一道有趣的并发编程试题

新浪微博 QQ空间

今天看到《如何优雅的让3个线程打印ABC》这篇文章,就像文章里讲到的,3个线程顺序打印ABC确实没有必要,很浪费,单纯考察多线程的控制机制,面稍微有点窄,也是挺鸡肋的。实际上,既要多线程并发执行,又要输出结果有序,这样的场景还真有,类似于存储系统里面的单个文件顺序存储,但是又要支持多个客户端并发写,即:多个线程并发提交IO,由一个类似于总线的机制排序,打包,按包写盘,完成后同时通知各个等待响应的客户端。这里不打算介绍复杂的IO逻辑,想拿一个简单的模型来实例解读一下。

在之前公司经常给面试者出一道题:计算 [10亿, 12亿) 范围内的质数,要求:

  • 使用多线程并发计算
  • 边计算边输出,按照从小到大排序输出
  • 内存使用量越小越优,已知的可用内存量不足以存储所有计算结果
  • 耗时越短越优

同上面的题目一样,没有华丽的算法,简单考察应试者对多线程的理解和编码能力。但这道题比上面题目要更注重实用,并不是为了多线程而多线程,并且多线程能真正起到性能提升的效果,上面的ABC只是借锁来串行化了任务执行过程,严格意义上讲,不能算是实用的多线程实例。

下面给出思路,质数计算有一定的工作量,并且随着数字越大计算量越大,题目要求的计算范围很广,因此可以简单的以数字为单位分给多个线程去运算。

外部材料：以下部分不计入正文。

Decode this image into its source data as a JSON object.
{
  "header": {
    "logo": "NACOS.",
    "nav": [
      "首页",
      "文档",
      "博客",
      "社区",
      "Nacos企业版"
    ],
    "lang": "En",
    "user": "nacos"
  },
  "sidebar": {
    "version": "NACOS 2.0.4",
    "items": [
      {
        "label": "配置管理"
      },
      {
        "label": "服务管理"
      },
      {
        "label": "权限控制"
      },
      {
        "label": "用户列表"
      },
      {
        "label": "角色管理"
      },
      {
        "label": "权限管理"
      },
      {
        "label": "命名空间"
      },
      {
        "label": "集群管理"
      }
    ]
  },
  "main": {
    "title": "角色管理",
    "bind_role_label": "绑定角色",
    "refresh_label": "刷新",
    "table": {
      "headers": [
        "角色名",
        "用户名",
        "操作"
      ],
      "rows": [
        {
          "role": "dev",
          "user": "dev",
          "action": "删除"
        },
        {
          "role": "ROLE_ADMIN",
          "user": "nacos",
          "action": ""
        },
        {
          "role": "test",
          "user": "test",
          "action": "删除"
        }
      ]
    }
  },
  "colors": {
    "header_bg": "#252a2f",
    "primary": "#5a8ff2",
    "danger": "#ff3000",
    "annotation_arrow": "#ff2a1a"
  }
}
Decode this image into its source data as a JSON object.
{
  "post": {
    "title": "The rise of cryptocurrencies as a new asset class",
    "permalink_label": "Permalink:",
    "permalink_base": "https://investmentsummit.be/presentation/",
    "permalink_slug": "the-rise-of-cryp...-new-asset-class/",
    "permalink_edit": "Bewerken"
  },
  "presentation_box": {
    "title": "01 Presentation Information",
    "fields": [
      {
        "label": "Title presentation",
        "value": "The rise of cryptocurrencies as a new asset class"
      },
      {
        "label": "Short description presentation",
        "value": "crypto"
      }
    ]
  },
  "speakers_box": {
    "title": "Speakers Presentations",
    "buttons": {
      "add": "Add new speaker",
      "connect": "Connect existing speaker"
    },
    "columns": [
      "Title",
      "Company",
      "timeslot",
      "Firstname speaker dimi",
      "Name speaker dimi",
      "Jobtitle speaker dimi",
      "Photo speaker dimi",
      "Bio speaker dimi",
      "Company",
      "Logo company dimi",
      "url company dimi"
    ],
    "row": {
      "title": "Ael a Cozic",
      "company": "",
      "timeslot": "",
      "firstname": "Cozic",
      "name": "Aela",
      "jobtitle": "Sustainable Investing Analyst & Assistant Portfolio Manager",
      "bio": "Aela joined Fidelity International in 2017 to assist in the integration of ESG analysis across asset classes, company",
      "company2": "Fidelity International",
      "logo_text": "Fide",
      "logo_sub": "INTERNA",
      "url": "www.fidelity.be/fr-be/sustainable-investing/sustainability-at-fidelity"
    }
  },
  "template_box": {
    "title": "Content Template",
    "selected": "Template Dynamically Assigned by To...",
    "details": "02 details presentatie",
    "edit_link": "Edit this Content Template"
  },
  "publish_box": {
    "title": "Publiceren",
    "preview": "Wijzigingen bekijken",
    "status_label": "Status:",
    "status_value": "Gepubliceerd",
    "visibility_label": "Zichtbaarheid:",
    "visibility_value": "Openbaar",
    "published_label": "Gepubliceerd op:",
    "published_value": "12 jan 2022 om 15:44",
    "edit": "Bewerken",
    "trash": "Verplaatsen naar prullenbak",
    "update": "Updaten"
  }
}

尝试写了一版,发现结果队列中的记录积压严重,调整线程池的大小也无济于事。这个并发模型用得不对,用LinkedBlockingQueue仅仅解决两个线程之间的同步,可能太浪费了。take调用的开销应该太大了。

import java.util.TreeSet;
import java.util.concurrent.LinkedBlockingQueue;
import java.util.concurrent.ThreadPoolExecutor;
import java.util.concurrent.TimeUnit;
 
public class Main {
 
    private int i = 1000000000;
    private static final int MAX_NUMBER = 1100000000;
 
    public static void main(String[] args) throws InterruptedException {
 
        final Main m = new Main();
 
        ThreadPoolExecutor executor = new ThreadPoolExecutor(200, 200, 0,
                TimeUnit.SECONDS, new LinkedBlockingQueue<Runnable>());
 
        CalTask[] cs = new CalTask[200];
        for (int i = 0; i < 200; i++) {
            cs[i] = new CalTask(m);
            executor.submit(cs[i]);
        }
 
        TreeSet<OneItem> s = new TreeSet<>();
        for (int i = 0; i < 200; i++) {
            s.add(new OneItem(i, cs[i].takeFirstOne()));
        }
        while (true) {
            OneItem one = s.first();
            if (one.primeNumber == MAX_NUMBER) {
                break;
            }
            s.remove(one);
            // System.out.println(one.primeNumber + ", ");
            s.add(new OneItem(one.threadNum, cs[one.threadNum].takeFirstOne()));
        }
 
        executor.shutdown();
    }
 
    private synchronized int getNext() {
        return i++;
    }
 
    private static class OneItem implements Comparable<OneItem> {
        private final int threadNum;
        private final int primeNumber;
 
        private OneItem(int t, int p) {
            this.threadNum = t;
            this.primeNumber = p;
        }
 
        @Override
        public int compareTo(OneItem oneItem) {
            return this.primeNumber - oneItem.primeNumber;
        }
    }
 
    private static class CalTask implements Runnable {
        private final LinkedBlockingQueue<Integer> result = new LinkedBlockingQueue<>();
        private final Main m;
        private volatile boolean isEnd = false;
 
        public CalTask(Main m) {
            this.m = m;
        }
 
        public void run() {
            while (true) {
                int curnum = m.getNext();
                if (curnum > MAX_NUMBER) {
                    System.out.println("end this task.");
                    isEnd = true;
                    break;
                }
 
                boolean isPrime = true;
                int max = (int) Math.sqrt(curnum);
                for (int j = 2; j <= max; j++) {
                    if (curnum % j == 0) {
                        isPrime = false;
                        break;
                    }
                }
 
 
                if (isPrime) {
                    try {
                        result.put(curnum);
                    } catch (InterruptedException e) {
                        e.printStackTrace();
                    }
                }
            }
        }
 
        public int takeFirstOne() throws InterruptedException {
            if (isEnd && result.isEmpty()) {
                return MAX_NUMBER;
            }
            System.out.println("queue size is: " + result.size());
            return result.take();
        }
    }
}

试着改进回忆当年是怎么给这个答案的,然后又写了下面这一版,似乎能运行起来了 :-),感觉锁的粒度大了,有浪费,然后存在明显的busy-waiting问题。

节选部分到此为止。